Some people had written to him that the election was brought forward for irrelevant and selfish reasons, he said, and others had written that they were infuriated by the phenomenon of public corruption.

Rivlin said that he understood the lack of confidence in the political system, even though he did not personally identify with all the problems that had been raised. He did, however, acknowledge that there was some basis for the complaints of the public.

He then asked them if they honestly believed that the situation would improve if they did not vote.

“Would there be more or less corruption? Would there be more extremism or more moderation? Would the political system be more or less stable?” he asked. “By refusing to vote out of personal protest, do you feel you are punishing ‘them,’ or are you in fact punishing yourselves – punishing all of us?” Most of the people whom Rivlin invited introduced themselves only by their first names.



Abdullah, a statistician from a village near Afula, said it was time for Arabs to be on the map and not on the periphery.

“I don’t want to be on the periphery. I want to be built in,” he said. “I want Arabs to be part of the decision-making process.”

Yakir from the Gaza area said that it was just a matter of time before the next military operation.

“I don’t see any change,” he said. “No party is promising anything with which I can identify.”

Einat from Ashdod was convinced that the politicians are not interested in the individual.

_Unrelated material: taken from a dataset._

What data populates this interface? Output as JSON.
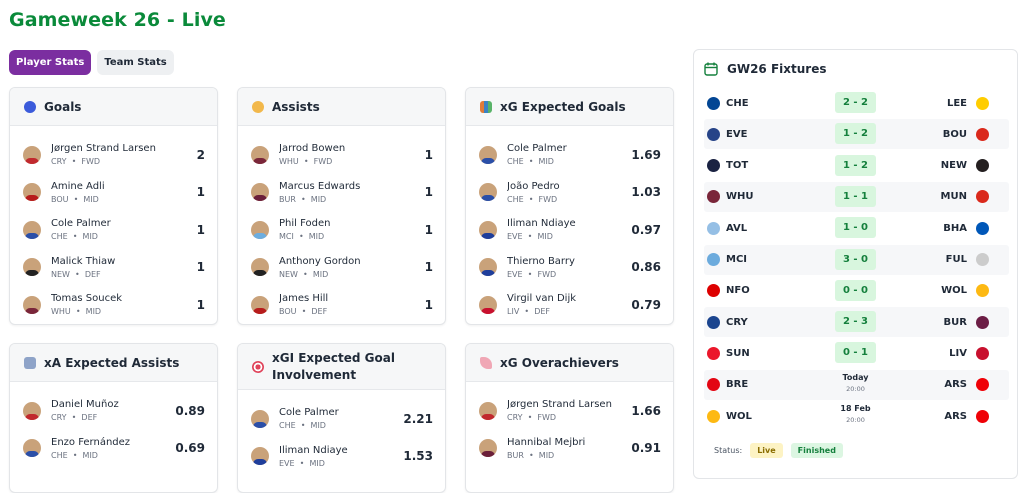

“All they talk about is Iran,” she said.

Nimrod from Tel Aviv is 50 years old, and this is the first time that he is not voting.

“There’s no party for which I would cast my vote,” he said. “In another year it will be exactly the same.”

Michael, also from Tel Aviv, declared that “democracy in Israel has failed.”

Rivlin said he had been unaware that dissatisfaction with the system ran so deep.

“Apathy is not the solution,” he said. “If you want change, you have to be more involved. You have to vote.”